Edited on Thu Mar-10-05 04:17 PM by Judi Lynn
CNN has worked closely with Venezuelan "opposition-"owned media, and has fed us our Venezuela news as crafted by their own spinners, rather than real journalists, with CNN's blessings.

That's one reason we've been so totally clueless about Latin American events unless we use foreign sources.

If they get organized, they can make a HUGE impact. So cool.

Edit:

<snips>The idea of a united bloc of South American nations has long been imagined but never attained. One of the hopes driving both networks, organizers said, is that they might help achieve more unity among the region's nations, with an eye to developing the same kind of collective clout wielded by members of the European Union.

"We are at the beginning of something very new," said Eugenio Bucci, president of Radiobras, a public media company in Brazil that is helping coordinate the project. "But what is new is not just this television project, but an overall process of integration among the countries of South America."

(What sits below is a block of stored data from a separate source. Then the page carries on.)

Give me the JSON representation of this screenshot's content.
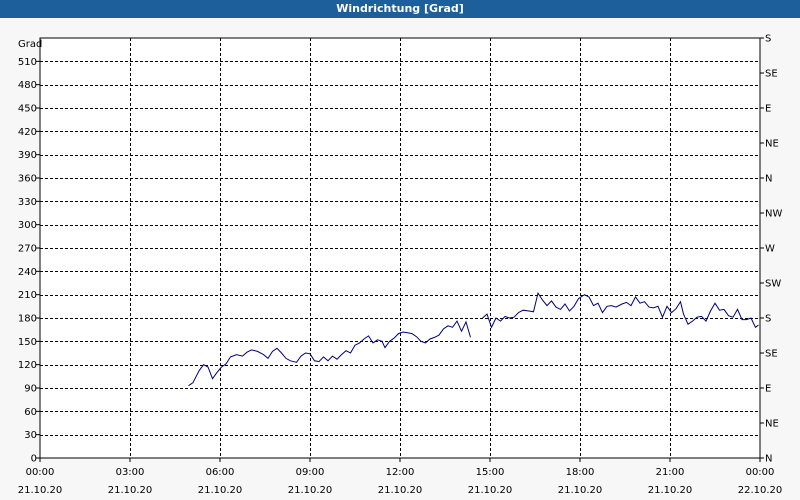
{
  "window": {
    "title": "Windrichtung [Grad]"
  },
  "chart_data": {
    "type": "line",
    "title": "Windrichtung [Grad]",
    "ylabel": "Grad",
    "ylim": [
      0,
      540
    ],
    "y_ticks": [
      0,
      30,
      60,
      90,
      120,
      150,
      180,
      210,
      240,
      270,
      300,
      330,
      360,
      390,
      420,
      450,
      480,
      510
    ],
    "y2_ticks": [
      {
        "value": 0,
        "label": "N"
      },
      {
        "value": 45,
        "label": "NE"
      },
      {
        "value": 90,
        "label": "E"
      },
      {
        "value": 135,
        "label": "SE"
      },
      {
        "value": 180,
        "label": "S"
      },
      {
        "value": 225,
        "label": "SW"
      },
      {
        "value": 270,
        "label": "W"
      },
      {
        "value": 315,
        "label": "NW"
      },
      {
        "value": 360,
        "label": "N"
      },
      {
        "value": 405,
        "label": "NE"
      },
      {
        "value": 450,
        "label": "E"
      },
      {
        "value": 495,
        "label": "SE"
      },
      {
        "value": 540,
        "label": "S"
      }
    ],
    "xlim": [
      0,
      24
    ],
    "x_ticks": [
      {
        "value": 0,
        "time": "00:00",
        "date": "21.10.20"
      },
      {
        "value": 3,
        "time": "03:00",
        "date": "21.10.20"
      },
      {
        "value": 6,
        "time": "06:00",
        "date": "21.10.20"
      },
      {
        "value": 9,
        "time": "09:00",
        "date": "21.10.20"
      },
      {
        "value": 12,
        "time": "12:00",
        "date": "21.10.20"
      },
      {
        "value": 15,
        "time": "15:00",
        "date": "21.10.20"
      },
      {
        "value": 18,
        "time": "18:00",
        "date": "21.10.20"
      },
      {
        "value": 21,
        "time": "21:00",
        "date": "21.10.20"
      },
      {
        "value": 24,
        "time": "00:00",
        "date": "22.10.20"
      }
    ],
    "grid": true,
    "colors": {
      "line": "#00007f",
      "grid": "#000000",
      "frame": "#000000"
    },
    "series": [
      {
        "values": [
          [
            [
              4.95,
              93
            ],
            [
              5.1,
              97
            ],
            [
              5.3,
              112
            ],
            [
              5.45,
              120
            ],
            [
              5.6,
              117
            ],
            [
              5.75,
              102
            ],
            [
              5.9,
              110
            ],
            [
              6.05,
              117
            ],
            [
              6.2,
              121
            ],
            [
              6.35,
              130
            ],
            [
              6.55,
              133
            ],
            [
              6.75,
              131
            ],
            [
              6.9,
              136
            ],
            [
              7.05,
              139
            ],
            [
              7.25,
              137
            ],
            [
              7.45,
              133
            ],
            [
              7.6,
              128
            ],
            [
              7.75,
              137
            ],
            [
              7.9,
              141
            ],
            [
              8.05,
              135
            ],
            [
              8.2,
              128
            ],
            [
              8.35,
              125
            ],
            [
              8.55,
              123
            ],
            [
              8.7,
              131
            ],
            [
              8.85,
              135
            ],
            [
              9.0,
              134
            ],
            [
              9.15,
              125
            ],
            [
              9.3,
              124
            ],
            [
              9.45,
              130
            ],
            [
              9.6,
              125
            ],
            [
              9.75,
              131
            ],
            [
              9.9,
              127
            ],
            [
              10.05,
              133
            ],
            [
              10.2,
              138
            ],
            [
              10.35,
              135
            ],
            [
              10.5,
              145
            ],
            [
              10.65,
              148
            ],
            [
              10.8,
              153
            ],
            [
              10.95,
              157
            ],
            [
              11.1,
              148
            ],
            [
              11.25,
              152
            ],
            [
              11.4,
              150
            ],
            [
              11.5,
              142
            ],
            [
              11.65,
              150
            ],
            [
              11.8,
              154
            ],
            [
              11.95,
              160
            ],
            [
              12.1,
              162
            ],
            [
              12.25,
              161
            ],
            [
              12.4,
              160
            ],
            [
              12.55,
              156
            ],
            [
              12.7,
              150
            ],
            [
              12.85,
              148
            ],
            [
              13.0,
              153
            ],
            [
              13.15,
              155
            ],
            [
              13.3,
              158
            ],
            [
              13.45,
              166
            ],
            [
              13.6,
              170
            ],
            [
              13.75,
              168
            ],
            [
              13.9,
              176
            ],
            [
              14.05,
              163
            ],
            [
              14.2,
              175
            ],
            [
              14.35,
              155
            ]
          ],
          [
            [
              14.75,
              180
            ],
            [
              14.9,
              185
            ],
            [
              15.05,
              168
            ],
            [
              15.2,
              180
            ],
            [
              15.35,
              176
            ],
            [
              15.5,
              182
            ],
            [
              15.65,
              180
            ],
            [
              15.8,
              181
            ],
            [
              15.95,
              187
            ],
            [
              16.1,
              190
            ],
            [
              16.3,
              189
            ],
            [
              16.45,
              188
            ],
            [
              16.6,
              212
            ],
            [
              16.75,
              203
            ],
            [
              16.9,
              196
            ],
            [
              17.05,
              202
            ],
            [
              17.2,
              194
            ],
            [
              17.35,
              191
            ],
            [
              17.5,
              198
            ],
            [
              17.65,
              189
            ],
            [
              17.8,
              195
            ],
            [
              17.95,
              205
            ],
            [
              18.15,
              210
            ],
            [
              18.3,
              207
            ],
            [
              18.45,
              196
            ],
            [
              18.6,
              199
            ],
            [
              18.75,
              187
            ],
            [
              18.9,
              195
            ],
            [
              19.05,
              196
            ],
            [
              19.2,
              194
            ],
            [
              19.4,
              198
            ],
            [
              19.55,
              200
            ],
            [
              19.7,
              196
            ],
            [
              19.85,
              207
            ],
            [
              20.0,
              199
            ],
            [
              20.15,
              201
            ],
            [
              20.3,
              194
            ],
            [
              20.45,
              193
            ],
            [
              20.6,
              195
            ],
            [
              20.75,
              181
            ],
            [
              20.9,
              195
            ],
            [
              21.05,
              187
            ],
            [
              21.2,
              192
            ],
            [
              21.35,
              201
            ],
            [
              21.45,
              185
            ],
            [
              21.6,
              172
            ],
            [
              21.75,
              176
            ],
            [
              21.9,
              181
            ],
            [
              22.05,
              182
            ],
            [
              22.2,
              176
            ],
            [
              22.35,
              189
            ],
            [
              22.5,
              199
            ],
            [
              22.65,
              190
            ],
            [
              22.8,
              191
            ],
            [
              22.95,
              183
            ],
            [
              23.1,
              181
            ],
            [
              23.25,
              191
            ],
            [
              23.4,
              178
            ],
            [
              23.55,
              178
            ],
            [
              23.7,
              180
            ],
            [
              23.85,
              168
            ],
            [
              23.95,
              171
            ]
          ]
        ]
      }
    ]
  }
}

At TV Brasil, executives hope to form partnerships with existing channels in the region, and they will travel to neighboring countries this spring to work out the details. Both they and Telesur executives say they will not be rivals, but rather partners with a common goal of showing the world through Latin American eyes.

In a boardroom here last week, a group of media executives watched videotape from TV Brasil's first test broadcast, transmitted via satellite in January from the World Social Forum in Porto Alegre. The tape provided what they called a good preview of what the station might be like -- a mix of newscasts and public television-style cultural programming and documentaries.